Part 3 consists of four Chapters and sets out the appeals mechanism open to the parties concerned. Significant thought has also gone into the development of the appeals procedures, balancing the need to ensure fair process with the security requirements of the State while also complying with recent case law. An initial independent adjudication process is provided for, and sections 22 to 25, inclusive, deal with all aspects of the appointment of adjudicators.

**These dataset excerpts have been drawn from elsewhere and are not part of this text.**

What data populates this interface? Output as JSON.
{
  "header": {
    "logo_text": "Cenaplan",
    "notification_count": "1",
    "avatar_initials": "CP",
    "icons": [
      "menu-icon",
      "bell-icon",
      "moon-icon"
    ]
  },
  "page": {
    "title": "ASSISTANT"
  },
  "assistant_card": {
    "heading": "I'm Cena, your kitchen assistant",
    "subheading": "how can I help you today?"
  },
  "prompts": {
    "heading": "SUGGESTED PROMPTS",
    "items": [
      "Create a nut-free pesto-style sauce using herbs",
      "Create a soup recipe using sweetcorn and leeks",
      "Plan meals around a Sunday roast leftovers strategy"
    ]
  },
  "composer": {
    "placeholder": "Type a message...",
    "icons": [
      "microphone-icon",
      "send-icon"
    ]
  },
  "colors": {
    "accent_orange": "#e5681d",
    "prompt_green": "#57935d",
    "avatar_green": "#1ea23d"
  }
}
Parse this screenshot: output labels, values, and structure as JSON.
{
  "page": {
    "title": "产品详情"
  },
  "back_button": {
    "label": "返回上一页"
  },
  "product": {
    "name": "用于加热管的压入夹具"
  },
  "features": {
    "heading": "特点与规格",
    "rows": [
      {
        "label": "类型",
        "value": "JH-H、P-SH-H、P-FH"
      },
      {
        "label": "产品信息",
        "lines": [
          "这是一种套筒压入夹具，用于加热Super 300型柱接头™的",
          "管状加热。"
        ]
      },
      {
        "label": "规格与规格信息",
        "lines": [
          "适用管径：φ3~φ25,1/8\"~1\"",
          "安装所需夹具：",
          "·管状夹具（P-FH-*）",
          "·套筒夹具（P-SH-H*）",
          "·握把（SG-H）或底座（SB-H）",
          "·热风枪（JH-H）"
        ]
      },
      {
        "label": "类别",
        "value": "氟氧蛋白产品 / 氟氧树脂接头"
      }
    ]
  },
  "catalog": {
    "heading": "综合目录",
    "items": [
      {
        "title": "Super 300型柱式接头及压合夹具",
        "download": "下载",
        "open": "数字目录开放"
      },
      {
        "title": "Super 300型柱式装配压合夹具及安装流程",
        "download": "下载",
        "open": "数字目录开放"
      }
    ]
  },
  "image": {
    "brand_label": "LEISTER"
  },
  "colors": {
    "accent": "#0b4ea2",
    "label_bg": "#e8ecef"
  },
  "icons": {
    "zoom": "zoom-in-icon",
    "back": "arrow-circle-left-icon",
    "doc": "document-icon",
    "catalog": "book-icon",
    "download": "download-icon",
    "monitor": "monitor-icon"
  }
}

Sections 26 to 29, inclusive, set out the procedures for appealing a screening decision via the adjudication process. Sections 30 to 33, inclusive, contain provisions on how sensitive material and evidence is handled, ensuring the Minister can provide sensitive evidence to the adjudicator in a manner that protects national security and provides scope for hearings to be held in public where appropriate.

Sections 34 to 38, inclusive, deal with appeals against the decision of an adjudicator, ensuring parties to a transaction have the right of appeal to the courts against the finding of an adjudicator.Such an appeal may be made, by leave of the High Court on a point of law within 30 days of the adjudicator's finding. Similar provisions to safeguard sensitive evidence are set out in this regard, as apply to adjudication.

The final part of the Bill, Part 4, provides for the establishment of an advisory panel to assist the Minister in the decision-making process. This panel will be composed of senior civil servants from across a range of relevant Departments. It is essential that we enact this Bill to provide the State with the powers necessary to deter or mitigate the impact from hostile actors acquiring ownership of, or influence over businesses and assets in order to cause harm to the State. I believe the mechanism we have developed is tailored to suit Ireland’s needs, ensuring that we remain an attractive location for foreign direct investment, FDI, while being a safe and responsible location in which to do business. The Screening of Third Country Transactions Bill passed Final Stage in the Dail on Wednesday, 4 October. I thank the Oireachtas Committee on Enterprise, Trade and Employment and Opposition spokespeople for their input into that process. I now commend the Bill to the Seanad and look forward to constructive engagement with Senators on the matter.